No, yes, hell yes and everything in between
We’ve all been notified, one way or another, that individuals are supposed to consent to sex. In theory, we all agree. In practice, consent often becomes shades of grey instead of a black and white yes or no. In university especially, consent is often presumed. I don’t consent directly to every sexual encounter, and I have not explicitly asked for consent every time. In theory, I would explicitly ask for consent every time I have sex. But in practice, my consent models are a little more fuzzy.
One way individuals slide consent into their sex lives is by asking questions: I can remove clothing, get a condom, touch a place, etc. This form of consent is consultational. Its power lies in being able to continuously check in with your partner while keeping things casual. This is a model where individuals must actively consent, where sex only happens when there’s a “yes.” It is also the model that many activists advocate for, including Jacklyn Friedman, the author of *Yes Means Yes*. Friedman goes beyond consultational consent to enthusiastic consent; not just a “yes” but a “HELLS YES!”
This type of active consent can be a huge turn-on, hearing how much someone wants you, telling someone how much you want to be with them, in them, around them, on them –whatever, it’s sexy. It’s hot to hear enthusiastic consent spoken to you by your partner, so why is it that there is still so much non-consensual sex on college and university campuses? September and October see the highest rates of sexual assault in North America. In Canada, the highest rates are in Nova Scotia and in university-aged women.
These are intense and complex problems that we are constantly striving to address on our campuses. These problems are based on a myriad of social dynamics. Two issues that come up again and again when addressing sexual assault are power and vulnerability. In university (and the world beyond) individuals often attempt to exert their drive to dominate, to control, to have power over others. In the hook-up culture, individuals keep their power by exerting disdain and aggression to the individuals they engage with sexually.
To keep power, they must be less interested in their hook-up partner than their partner is in them. This strive for sexual power leaves many feeling used, disempowered, hurt or uncared for. It is interesting and terrifying to see how these power struggles have shaped hook-up culture to be a competition between yourself and your lover.
So why compete? Why not acknowledge your partner as an amazing individual who you can’t wait to jump into bed with? Consent is scary. It involves the vulnerably of telling someone that you want them, and even scarier, asking them if they want you back. You’re asking for permission to be vulnerable and see your partner’s vulnerability. That’s terrifying. But without it, you end up making assumptions, trying to control someone else or striving for aggressive detachment.

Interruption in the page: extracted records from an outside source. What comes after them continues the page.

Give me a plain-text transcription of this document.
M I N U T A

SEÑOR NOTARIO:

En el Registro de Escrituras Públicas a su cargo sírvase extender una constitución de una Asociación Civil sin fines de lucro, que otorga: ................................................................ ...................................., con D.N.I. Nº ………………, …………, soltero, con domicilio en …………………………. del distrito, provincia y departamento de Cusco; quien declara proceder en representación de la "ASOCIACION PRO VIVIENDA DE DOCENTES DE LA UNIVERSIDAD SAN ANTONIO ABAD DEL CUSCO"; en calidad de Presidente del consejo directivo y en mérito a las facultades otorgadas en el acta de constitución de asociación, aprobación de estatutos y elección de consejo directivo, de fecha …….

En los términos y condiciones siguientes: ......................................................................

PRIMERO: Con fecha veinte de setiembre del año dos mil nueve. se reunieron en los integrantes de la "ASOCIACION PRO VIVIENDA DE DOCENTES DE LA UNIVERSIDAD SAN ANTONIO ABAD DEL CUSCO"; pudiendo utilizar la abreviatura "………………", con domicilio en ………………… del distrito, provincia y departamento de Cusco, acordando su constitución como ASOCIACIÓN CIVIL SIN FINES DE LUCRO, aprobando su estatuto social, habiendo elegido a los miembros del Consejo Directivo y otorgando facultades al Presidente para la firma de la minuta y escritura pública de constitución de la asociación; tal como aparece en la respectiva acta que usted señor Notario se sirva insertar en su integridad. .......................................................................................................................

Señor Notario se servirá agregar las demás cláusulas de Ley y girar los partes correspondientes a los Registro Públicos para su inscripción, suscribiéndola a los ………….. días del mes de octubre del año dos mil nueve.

Brene Brown, a research professor at the University of Houston, found that individuals who had a strong sense of love and belonging and who were able to meaningfully connect with others shared a common trait of fully embracing vulnerability.
You’re in university. You’re figuring your shit out, defining and redefining yourself, and falling in and out of love. You’re fucking vulnerable. Next time your feeling that intense and terrifying sense of vulnerability build up your empathy instead of your defenses. Assume your partner is feeling just as vulnerable as you. Take your sense of vulnerability as a sign of mutual empathy. After all, we’re all extremely vulnerable.